A Mangalore Reshmabus city of multiple cultures, Mangalore is a seaside town on the Konkan coast, and a very important port city of the state of Karnataka. The origin of the city's name is from the Goddess Mangaladevi. However, there are many references to this city by names that are slightly different. For instance it was called 'Managalapuram' in 715 AD by a Pandya King, while in the 11th century an Arabian traveler called it 'Manjarur'. Today, its new name is 'Mangalooru', renamed by the Karnataka Government. The city of Mangalore is a scenic city dotted with coconut palms, hills and streams, and is known for its temples and beaches.
The Kudroli Sri Gokarnanatheshwara Temple, 3kms from the city, is an important landmark. You could also visit Kadri Sri Manjunatha Temple, located on the highest foothill, and dating back to 1086 AD. It houses what is said to be India's best bronze statue of the God Lokeshwara. While there, visit the stone caves on top of the hill called the Caves of the Pandavas.

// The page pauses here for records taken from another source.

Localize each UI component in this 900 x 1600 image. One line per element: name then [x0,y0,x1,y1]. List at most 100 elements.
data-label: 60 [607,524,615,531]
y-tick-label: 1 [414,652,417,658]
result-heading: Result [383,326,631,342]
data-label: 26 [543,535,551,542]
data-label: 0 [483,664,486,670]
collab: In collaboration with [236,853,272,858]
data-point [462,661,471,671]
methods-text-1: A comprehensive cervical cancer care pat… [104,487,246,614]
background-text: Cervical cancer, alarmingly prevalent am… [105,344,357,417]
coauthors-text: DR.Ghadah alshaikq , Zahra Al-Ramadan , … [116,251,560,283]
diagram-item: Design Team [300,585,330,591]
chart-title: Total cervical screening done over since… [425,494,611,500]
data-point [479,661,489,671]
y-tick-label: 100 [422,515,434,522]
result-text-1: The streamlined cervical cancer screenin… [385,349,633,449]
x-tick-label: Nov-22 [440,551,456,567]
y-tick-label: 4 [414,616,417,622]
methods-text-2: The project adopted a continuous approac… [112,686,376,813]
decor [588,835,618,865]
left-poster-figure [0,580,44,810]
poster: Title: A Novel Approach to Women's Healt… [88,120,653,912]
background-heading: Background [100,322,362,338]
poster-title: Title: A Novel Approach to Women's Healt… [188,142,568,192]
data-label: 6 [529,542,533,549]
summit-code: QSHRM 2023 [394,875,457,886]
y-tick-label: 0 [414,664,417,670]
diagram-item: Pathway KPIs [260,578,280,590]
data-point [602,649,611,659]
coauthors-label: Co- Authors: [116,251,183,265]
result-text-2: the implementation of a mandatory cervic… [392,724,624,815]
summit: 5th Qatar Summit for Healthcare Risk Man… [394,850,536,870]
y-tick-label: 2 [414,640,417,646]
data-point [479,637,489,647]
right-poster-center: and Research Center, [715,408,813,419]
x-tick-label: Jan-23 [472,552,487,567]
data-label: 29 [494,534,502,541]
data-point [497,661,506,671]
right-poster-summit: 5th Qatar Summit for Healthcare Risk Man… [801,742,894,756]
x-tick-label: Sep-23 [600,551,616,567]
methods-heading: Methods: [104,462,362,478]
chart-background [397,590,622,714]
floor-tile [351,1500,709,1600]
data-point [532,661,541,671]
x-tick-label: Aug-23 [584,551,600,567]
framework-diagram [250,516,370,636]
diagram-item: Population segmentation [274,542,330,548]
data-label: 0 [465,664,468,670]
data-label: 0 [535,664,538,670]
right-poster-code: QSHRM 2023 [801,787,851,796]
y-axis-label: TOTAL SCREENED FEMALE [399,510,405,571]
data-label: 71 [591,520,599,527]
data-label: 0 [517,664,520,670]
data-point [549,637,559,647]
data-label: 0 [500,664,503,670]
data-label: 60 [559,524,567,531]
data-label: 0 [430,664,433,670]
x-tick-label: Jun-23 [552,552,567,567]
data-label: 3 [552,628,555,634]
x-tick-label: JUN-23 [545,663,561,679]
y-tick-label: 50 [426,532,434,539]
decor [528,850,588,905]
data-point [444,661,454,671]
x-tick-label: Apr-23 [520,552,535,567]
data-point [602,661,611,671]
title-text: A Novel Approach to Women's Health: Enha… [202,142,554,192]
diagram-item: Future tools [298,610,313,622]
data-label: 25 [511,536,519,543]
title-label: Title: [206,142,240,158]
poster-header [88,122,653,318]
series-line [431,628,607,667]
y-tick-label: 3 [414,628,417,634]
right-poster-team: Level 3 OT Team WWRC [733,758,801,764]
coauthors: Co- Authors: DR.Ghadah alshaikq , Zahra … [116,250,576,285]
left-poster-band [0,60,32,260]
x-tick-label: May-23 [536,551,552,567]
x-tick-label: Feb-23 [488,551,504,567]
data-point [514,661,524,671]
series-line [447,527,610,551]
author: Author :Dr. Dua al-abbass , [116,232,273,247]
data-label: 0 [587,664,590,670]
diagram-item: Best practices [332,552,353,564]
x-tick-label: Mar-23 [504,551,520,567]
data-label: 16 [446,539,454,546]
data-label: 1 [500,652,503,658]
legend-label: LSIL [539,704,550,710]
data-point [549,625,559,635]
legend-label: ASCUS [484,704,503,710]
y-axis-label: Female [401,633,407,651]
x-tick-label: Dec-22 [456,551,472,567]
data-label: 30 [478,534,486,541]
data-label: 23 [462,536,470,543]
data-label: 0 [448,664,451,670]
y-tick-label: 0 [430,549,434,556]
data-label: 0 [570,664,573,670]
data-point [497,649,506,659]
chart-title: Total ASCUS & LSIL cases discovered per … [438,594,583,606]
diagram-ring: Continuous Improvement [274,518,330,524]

Places around Mangalore is.
Dharmastala, situated 75 km east of Mangalore, has a number of Jain bastis including the famous Manjunatha Temple. There's also a 14-m-high Bahubali statue, which was erected in 1973. There is also a museum visiting which will give the visitor some idea of the place. Situated approximately 50 km northeast of Mangalore city is the Venur town. This small town is famous for its eight Jain bastis and the ruins of the Mahadeva temple. An 11-m-high Bahubali statue dating back to 1604 stands on the southern bank of the Gurupur River. Mudabidri has 18 Jain bastis. Situated 35 km northeast of Mangalore, this place is famous for its 15th-century Chandranatha temple, known colloquially as the 1000-pillar hall. Situated 20 km north of Mudabidri is Karkal, famous for its several important temples and a 13 km high Bahubali statue. The Bahubali statue is said to have been completed in the year 1432. The statue is on a small serene hillock on the outskirts of the town. One can get a good view of the Western Ghats from here.